Oh, I should mention that regular sleepiness and sleep patterns returned about half way through my first three-month course.
I was never particularly sleepy when I was in the depths of this illness. I was debilitated with tiredness, but I was not sleepy--there's a difference. My sleep would be light and disjointed. I would wake up tired.
About a month and a half into the vistide nighttime would come along and I thought, hey, I'm actually sleepy.
Now I get sleepy late at night like a normal person and I sleep soundly. I always slept soundly before I got ill and I'm back to normal. It's fun to be ready for bed and lovely to sleep soundly.
Ross, good luck with your trip. I've never had to do it in a snowstorm, and I don't envy you. We'll look forward to hearing what Dr P says!
Thought I'd pop in to report that at 6 months I'm at 90% and back to work, back to being capable parent, back to taking care of the house. If I don't improve another inch on vistide, I'll count myself beyond miraculously fortunate.
By the way, another marker of my return to good health: I have a full blown cold!
Why is it that we don't get big, blow out colds?
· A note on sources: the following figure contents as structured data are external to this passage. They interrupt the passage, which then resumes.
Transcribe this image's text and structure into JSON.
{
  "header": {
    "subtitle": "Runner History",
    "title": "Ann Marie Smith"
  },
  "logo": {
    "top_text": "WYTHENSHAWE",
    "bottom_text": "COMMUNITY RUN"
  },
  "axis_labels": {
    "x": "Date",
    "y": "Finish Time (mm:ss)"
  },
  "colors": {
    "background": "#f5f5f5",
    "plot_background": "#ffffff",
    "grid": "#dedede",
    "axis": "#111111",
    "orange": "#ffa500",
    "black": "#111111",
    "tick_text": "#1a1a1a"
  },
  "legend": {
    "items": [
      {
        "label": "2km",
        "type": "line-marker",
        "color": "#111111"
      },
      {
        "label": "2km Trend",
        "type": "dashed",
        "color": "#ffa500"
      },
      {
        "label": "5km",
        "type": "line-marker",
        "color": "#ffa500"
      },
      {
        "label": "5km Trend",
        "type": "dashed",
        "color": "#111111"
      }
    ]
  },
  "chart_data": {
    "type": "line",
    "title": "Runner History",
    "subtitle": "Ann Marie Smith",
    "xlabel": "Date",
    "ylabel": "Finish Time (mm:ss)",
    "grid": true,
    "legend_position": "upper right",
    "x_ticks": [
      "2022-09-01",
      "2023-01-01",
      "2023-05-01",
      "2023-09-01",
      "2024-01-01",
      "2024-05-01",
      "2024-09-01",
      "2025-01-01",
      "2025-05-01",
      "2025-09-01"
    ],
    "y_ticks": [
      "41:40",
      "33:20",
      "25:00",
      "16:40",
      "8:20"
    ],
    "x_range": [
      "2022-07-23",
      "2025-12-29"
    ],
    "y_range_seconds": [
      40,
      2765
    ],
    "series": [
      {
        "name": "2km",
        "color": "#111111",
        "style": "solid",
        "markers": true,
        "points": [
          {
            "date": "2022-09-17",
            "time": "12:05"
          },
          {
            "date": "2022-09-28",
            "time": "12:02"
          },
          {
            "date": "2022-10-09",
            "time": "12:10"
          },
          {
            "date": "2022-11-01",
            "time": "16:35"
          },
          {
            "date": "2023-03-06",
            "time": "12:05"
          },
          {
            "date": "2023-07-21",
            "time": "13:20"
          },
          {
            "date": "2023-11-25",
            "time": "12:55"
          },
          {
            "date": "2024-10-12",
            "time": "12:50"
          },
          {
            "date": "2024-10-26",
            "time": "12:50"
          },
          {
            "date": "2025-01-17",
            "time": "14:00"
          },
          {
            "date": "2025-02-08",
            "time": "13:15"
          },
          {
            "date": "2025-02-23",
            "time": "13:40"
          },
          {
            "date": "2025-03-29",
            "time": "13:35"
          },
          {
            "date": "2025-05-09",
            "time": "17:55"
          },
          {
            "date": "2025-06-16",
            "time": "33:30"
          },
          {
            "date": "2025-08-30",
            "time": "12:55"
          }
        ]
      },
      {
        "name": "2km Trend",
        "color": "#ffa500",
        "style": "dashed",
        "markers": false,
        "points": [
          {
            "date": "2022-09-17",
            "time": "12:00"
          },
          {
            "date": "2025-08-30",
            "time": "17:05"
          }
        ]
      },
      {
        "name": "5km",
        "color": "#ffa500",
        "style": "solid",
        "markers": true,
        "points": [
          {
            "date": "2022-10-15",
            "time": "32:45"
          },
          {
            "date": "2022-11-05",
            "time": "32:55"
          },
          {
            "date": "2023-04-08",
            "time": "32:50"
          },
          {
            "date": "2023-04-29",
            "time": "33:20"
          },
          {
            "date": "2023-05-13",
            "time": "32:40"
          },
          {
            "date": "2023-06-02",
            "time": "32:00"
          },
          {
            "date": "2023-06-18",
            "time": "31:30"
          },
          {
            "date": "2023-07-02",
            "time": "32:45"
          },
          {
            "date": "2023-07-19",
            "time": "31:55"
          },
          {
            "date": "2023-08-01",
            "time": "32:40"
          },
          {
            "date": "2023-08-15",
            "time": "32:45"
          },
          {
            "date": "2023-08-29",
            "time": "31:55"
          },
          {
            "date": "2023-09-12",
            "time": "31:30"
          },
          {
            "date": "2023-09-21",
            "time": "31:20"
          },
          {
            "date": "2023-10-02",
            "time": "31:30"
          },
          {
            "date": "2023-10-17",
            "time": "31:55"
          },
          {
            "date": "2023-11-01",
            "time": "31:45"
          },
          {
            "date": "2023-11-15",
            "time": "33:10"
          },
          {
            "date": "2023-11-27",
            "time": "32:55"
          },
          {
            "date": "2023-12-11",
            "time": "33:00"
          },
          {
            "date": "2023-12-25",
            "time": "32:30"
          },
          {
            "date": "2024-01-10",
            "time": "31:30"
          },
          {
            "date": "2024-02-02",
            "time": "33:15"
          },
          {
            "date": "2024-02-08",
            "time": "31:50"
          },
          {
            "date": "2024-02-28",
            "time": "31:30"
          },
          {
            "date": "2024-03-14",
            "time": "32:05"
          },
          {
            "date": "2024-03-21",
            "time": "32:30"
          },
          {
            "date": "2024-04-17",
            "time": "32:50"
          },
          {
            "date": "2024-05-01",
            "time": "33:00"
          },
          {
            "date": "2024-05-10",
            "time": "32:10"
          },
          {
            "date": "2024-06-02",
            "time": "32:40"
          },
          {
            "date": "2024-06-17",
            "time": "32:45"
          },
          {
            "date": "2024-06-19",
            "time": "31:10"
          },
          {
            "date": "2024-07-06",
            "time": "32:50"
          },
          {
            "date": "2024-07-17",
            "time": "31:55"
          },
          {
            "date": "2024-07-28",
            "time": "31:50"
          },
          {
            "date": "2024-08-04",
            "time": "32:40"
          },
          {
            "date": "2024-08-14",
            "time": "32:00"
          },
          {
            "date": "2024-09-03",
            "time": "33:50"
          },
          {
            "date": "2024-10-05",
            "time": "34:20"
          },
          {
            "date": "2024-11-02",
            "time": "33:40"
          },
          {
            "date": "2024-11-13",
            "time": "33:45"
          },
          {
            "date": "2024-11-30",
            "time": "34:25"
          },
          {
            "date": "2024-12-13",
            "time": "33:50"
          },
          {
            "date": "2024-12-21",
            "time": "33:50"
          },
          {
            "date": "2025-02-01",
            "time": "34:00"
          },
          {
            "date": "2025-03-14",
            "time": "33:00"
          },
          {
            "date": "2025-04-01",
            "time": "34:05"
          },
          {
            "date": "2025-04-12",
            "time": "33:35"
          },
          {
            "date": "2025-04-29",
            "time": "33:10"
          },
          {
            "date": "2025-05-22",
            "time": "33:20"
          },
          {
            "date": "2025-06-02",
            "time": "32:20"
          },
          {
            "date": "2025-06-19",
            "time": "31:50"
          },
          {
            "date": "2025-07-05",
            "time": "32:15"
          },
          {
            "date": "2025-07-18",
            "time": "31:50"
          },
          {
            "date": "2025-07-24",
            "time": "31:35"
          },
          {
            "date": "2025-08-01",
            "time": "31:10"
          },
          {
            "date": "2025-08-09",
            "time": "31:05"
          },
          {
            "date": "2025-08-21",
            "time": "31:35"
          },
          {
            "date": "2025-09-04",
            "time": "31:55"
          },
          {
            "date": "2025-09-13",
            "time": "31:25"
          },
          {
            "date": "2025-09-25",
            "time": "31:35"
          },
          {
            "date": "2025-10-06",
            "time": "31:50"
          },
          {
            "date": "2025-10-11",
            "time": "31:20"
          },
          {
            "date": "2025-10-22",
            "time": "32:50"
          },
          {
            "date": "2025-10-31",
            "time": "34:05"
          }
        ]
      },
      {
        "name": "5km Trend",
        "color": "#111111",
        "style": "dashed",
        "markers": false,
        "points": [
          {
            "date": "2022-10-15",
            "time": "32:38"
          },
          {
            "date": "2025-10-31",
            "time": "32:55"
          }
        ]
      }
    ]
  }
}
We have a huge immune response (that then lays us out)?
Wow, congratulations! That's amazing. I'm so happy for you.
Now, do you have to stay on this? It looks so toxic! Or is it a six month thing then you're done?
Congratulations hvs - that's wonderful news!
Maybe this has been covered? Is Vistide ever covered by insurance with a HHV6 diagnosis?
90% is WONDERFUL news!!!!! So glad to hear this!
Vistide goes off patent later this year, I think in June. Administration costs and tests might still get expensive, but even if insurance does not pay for the drug maybe a generic will be cheap enough and insurance will pay for the office and lab fees?
hvs, how would you rate your condition immediately before you did Vistide? You went from ___% to 90%?
Well, as Ross will tell you, you can be on it for a year...maybe more.
Yep, vistide is a potentially dangerous drug, which is why one's blood gets drawn 3 times a week to monitor for adverse effects. ...But I'd be suprised if any cancer/chemo drugs are as gentle as vistide.
I have good insurance through my good employer. It is covered because Doc P is good at arguing for its necessity.
Thanks for the good wishes.
Hmm, let's see. One way to measure (one that I wish more patients had access to because it obliterates the arguments of the Wessley types) is my VO2 max, which suggested I was the equivalent of someone with heart disease and qualified me for federal disability. I was on medical leave from my job. Stairs were tough. I spent 90% of the day lying down. Could do very little around the house. I was heading towards serious serious incapacity, but because I clearly got this from my spouse we got to work at it with Dr. P very early on in my illness and avoided the horrible bodily injury so many on these fora experience.
Hmm, so I went from not able to work or be upright more than a couple hours a day doing very little to able to do what needs to be done around the house, with my child, and at work.
This is all really encouraging!
Was your VO2 max measured just once? Do you remember what it was?
Or did you do the two-day exercise test and have it measured twice? If so, was it lower the second day? Did doing the test cause a setback?